Entry

8 Foot Doors

How eight foot doors say a lot about how our society sees and values design.

The other day I was on another photo shoot for the abandonment project. I was in an old abandoned building built in the late 1800s. As my host and I went up to the second floor and were looking around I noticed and commented on a beautiful set of 8 foot high, oak, double doors that were used to close off a lovely, sitting area with lots of windows. My host chuckled and commented, “I don’t know why anyone would ever need 8 foot doors.” I realized that this was a great expression of the problem with the value of design in our current culture.

Unfortunately this comment is symptomatic of the function dominance in our culture’s current view of design.
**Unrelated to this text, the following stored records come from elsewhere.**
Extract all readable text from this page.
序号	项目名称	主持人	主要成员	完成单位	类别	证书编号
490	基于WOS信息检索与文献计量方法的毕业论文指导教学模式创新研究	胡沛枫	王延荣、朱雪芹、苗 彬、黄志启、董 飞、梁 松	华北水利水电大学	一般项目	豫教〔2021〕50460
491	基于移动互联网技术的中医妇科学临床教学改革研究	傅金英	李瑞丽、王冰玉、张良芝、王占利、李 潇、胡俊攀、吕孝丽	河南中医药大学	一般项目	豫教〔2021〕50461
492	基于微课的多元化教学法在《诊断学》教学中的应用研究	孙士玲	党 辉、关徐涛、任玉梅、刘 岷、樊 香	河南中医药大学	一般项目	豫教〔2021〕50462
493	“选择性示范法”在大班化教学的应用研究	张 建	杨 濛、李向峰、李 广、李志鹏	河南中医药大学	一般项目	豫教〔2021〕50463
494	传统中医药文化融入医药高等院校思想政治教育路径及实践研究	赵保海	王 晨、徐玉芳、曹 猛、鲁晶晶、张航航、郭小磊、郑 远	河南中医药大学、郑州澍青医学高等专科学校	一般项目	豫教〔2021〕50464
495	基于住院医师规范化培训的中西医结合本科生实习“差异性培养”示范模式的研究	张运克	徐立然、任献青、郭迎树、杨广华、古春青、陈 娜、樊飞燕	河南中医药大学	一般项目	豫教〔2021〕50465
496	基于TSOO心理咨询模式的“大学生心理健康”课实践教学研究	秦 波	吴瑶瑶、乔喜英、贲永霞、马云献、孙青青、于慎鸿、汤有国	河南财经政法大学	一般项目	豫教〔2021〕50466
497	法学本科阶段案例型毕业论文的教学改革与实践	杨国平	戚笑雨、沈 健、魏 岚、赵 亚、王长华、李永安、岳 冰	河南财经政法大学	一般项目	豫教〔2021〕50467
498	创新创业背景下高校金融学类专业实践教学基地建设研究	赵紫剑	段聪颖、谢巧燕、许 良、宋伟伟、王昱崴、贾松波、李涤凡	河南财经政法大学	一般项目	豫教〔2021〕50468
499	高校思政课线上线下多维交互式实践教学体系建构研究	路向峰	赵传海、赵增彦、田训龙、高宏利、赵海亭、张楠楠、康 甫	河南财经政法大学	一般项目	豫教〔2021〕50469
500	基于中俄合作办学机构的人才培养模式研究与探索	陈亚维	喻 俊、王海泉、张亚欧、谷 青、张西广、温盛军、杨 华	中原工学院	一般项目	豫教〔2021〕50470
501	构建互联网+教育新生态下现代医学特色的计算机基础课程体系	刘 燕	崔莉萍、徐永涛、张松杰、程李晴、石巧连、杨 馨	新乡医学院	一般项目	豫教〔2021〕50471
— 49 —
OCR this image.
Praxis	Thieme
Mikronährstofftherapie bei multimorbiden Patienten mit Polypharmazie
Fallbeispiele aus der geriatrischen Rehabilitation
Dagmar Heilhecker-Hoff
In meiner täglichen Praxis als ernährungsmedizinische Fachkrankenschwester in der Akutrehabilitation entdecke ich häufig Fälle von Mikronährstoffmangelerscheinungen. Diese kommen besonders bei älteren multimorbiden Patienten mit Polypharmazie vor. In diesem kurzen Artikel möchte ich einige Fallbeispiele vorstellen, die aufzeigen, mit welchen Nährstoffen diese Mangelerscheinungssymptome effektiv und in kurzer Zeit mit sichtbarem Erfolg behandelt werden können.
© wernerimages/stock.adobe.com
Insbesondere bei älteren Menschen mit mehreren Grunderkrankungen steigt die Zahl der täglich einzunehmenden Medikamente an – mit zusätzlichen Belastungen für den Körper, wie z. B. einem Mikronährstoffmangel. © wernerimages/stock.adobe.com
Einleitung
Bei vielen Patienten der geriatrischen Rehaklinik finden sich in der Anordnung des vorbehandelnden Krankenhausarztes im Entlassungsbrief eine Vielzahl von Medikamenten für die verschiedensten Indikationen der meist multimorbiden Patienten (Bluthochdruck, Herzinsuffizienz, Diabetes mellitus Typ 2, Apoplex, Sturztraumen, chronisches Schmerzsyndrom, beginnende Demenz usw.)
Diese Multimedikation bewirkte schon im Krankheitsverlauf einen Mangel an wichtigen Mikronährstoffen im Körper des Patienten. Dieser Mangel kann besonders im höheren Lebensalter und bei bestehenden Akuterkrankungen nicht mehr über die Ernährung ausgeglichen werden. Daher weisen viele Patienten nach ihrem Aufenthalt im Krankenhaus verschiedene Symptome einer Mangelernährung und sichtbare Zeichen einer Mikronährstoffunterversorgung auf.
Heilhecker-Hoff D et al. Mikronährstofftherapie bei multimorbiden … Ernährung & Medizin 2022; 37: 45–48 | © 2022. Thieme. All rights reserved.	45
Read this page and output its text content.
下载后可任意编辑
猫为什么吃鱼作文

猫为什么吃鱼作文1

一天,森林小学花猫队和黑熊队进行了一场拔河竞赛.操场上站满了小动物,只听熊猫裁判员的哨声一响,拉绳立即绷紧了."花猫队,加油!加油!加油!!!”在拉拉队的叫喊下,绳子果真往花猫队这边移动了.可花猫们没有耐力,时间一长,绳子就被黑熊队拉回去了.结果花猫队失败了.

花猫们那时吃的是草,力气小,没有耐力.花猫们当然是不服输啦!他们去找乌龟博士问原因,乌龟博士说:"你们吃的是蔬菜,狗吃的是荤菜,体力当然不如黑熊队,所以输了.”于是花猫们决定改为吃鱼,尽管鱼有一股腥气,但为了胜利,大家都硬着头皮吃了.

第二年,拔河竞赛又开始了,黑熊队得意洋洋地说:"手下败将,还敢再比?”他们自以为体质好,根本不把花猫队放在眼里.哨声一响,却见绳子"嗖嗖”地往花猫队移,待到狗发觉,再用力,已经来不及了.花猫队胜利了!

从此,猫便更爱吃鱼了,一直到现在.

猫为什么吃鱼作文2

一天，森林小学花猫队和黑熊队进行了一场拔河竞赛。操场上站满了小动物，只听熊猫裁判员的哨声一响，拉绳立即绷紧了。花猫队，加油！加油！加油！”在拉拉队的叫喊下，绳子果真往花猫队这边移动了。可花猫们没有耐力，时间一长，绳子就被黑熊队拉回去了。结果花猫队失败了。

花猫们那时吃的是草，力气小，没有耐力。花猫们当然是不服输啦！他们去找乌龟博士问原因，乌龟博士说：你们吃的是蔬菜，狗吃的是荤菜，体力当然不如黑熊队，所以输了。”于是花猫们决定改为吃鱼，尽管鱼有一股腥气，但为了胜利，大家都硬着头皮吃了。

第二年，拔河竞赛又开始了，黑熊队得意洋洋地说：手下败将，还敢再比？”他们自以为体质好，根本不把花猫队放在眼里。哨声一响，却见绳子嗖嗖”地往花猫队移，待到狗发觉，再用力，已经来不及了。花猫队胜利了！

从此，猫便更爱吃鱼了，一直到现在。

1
Design has diminished value (”Why would we need it?” translates into “What value does it have?”). What function would an 8 foot door have on the second floor of a building in the 1800s when it merely closed off a smallish gallery? None. Its presence and scale were almost certainly dictated by design—the need to use scale to create a grand entrance to the gallery space—to give the inhabitant a sense of formality and awe coming into this lovely, well-lit, open, but otherwise small space. The height also made the width (since these were double doors) much more proportional and helped create an open feeling in this otherwise smallish gallery.

I can almost see the expression on the face of the first owner of this space, hear their “ooohs,” when he or she walked up, saw these large, solid, double doors and then opened them for the first time revealing this beautifully lit, airy space. I suspect this original owner didn’t walk into the space and shrug with the comment of, “I don’t know why anyone would need 8 foot doors.”